The Watcher reported to control through the wireless Bluetooth earpiece he wore. He knew something had gone bad. Wrong target? Mistaken identity? He didn’t know, and continued slowly making his way down the street in the direction of the café. People were now running by him, but he was able to see the woman jump the fence and run. No way could he keep up with her on foot. Her feet hardly touched the ground. The Arab she was with slipped across the street with a briefcase and went up a cross street. Then control said the woman was the priority, so he dropped the walker, kept the camera bag, and hopped on his Vespa by the curb.

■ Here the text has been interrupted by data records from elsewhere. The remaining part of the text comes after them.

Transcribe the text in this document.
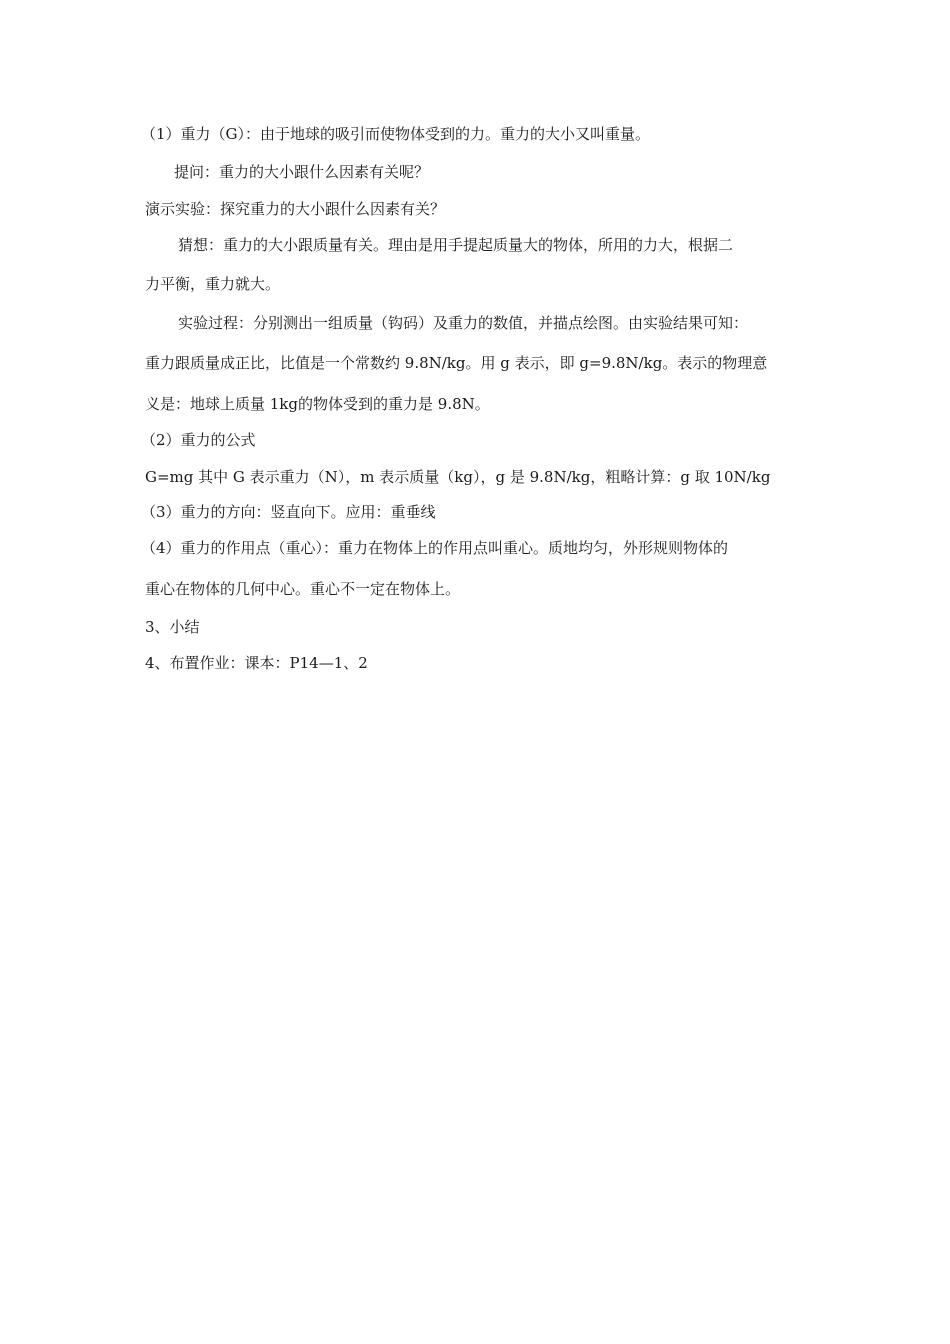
（1）重力（G）：由于地球的吸引而使物体受到的力。重力的大小又叫重量。

提问：重力的大小跟什么因素有关呢？

演示实验：探究重力的大小跟什么因素有关？

猜想：重力的大小跟质量有关。理由是用手提起质量大的物体，所用的力大，根据二

力平衡，重力就大。

实验过程：分别测出一组质量（钩码）及重力的数值，并描点绘图。由实验结果可知：

重力跟质量成正比，比值是一个常数约 9.8N/kg。用 g 表示，即 g=9.8N/kg。表示的物理意

义是：地球上质量 1kg的物体受到的重力是 9.8N。

（2）重力的公式

G=mg 其中 G 表示重力（N），m 表示质量（kg），g 是 9.8N/kg，粗略计算：g 取 10N/kg

（3）重力的方向：竖直向下。应用：重垂线

（4）重力的作用点（重心）：重力在物体上的作用点叫重心。质地均匀，外形规则物体的

重心在物体的几何中心。重心不一定在物体上。

3、小结

4、布置作业：课本：P14—1、2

The Watcher followed her down the avenue for half a block, then around a corner. He was about half a block back, with enough people on the street that he didn’t have any problem staying out of sight. He relayed his progress to the controller, and was told to watch for two men on a motorcycle and call them on his cell phone. When the motorcycle shot by he called the number control had given him.
* * *
Callahan sat on the back of a Ducati Hypomotard 1100 street racer being driven by a maniac. He hated motorcycles. A broken wrist from his first ride still ached in the cold. But the maniac managed to keep them alive every time Callahan saw death ahead. When they neared the area, they fell in behind a speeding police car and let it lead the way.
The controller told him over his Bluetooth earpiece that the target was down, a Watcher on a Vespa was tailing the woman, and backup Templar cars were looking for the man. Callahan said he would take the woman, and left control to coordinate efforts on the Arab.
The Watcher called a few seconds later and gave him the location of the woman. Callahan told him to maintain surveillance while he and the motorcycle driver came into position.
The driver slowed when Callahan tapped on his helmet. They pulled into an alley while he explained the situation, then they went back the way they had come, spotted the Watcher, and saw the woman at the next intersection. They circled the block so he could fall in behind her as she entered the next intersection. He slipped off the motorcycle, told the driver to let the controller know he and his bike were available, and took up the chase on foot.
The woman came to the intersection and waited patiently for the red light. He moved up behind her, got a good look at her, and looked at her ankle as he crossed the street with her. The frog tattoo looked back at him. She was probably in her late thirties, and in excellent shape. Runner? Gym rat? He dropped back so she didn’t get a good look at him, and called Mancini asking for more help so their quarry didn’t get away. They were not prepared to take her off a crowded street, and they would like to see where she went before taking the next steps. Callahan was walking behind the only lead they had in the bombing of St. Peter’s and the confusing library theft.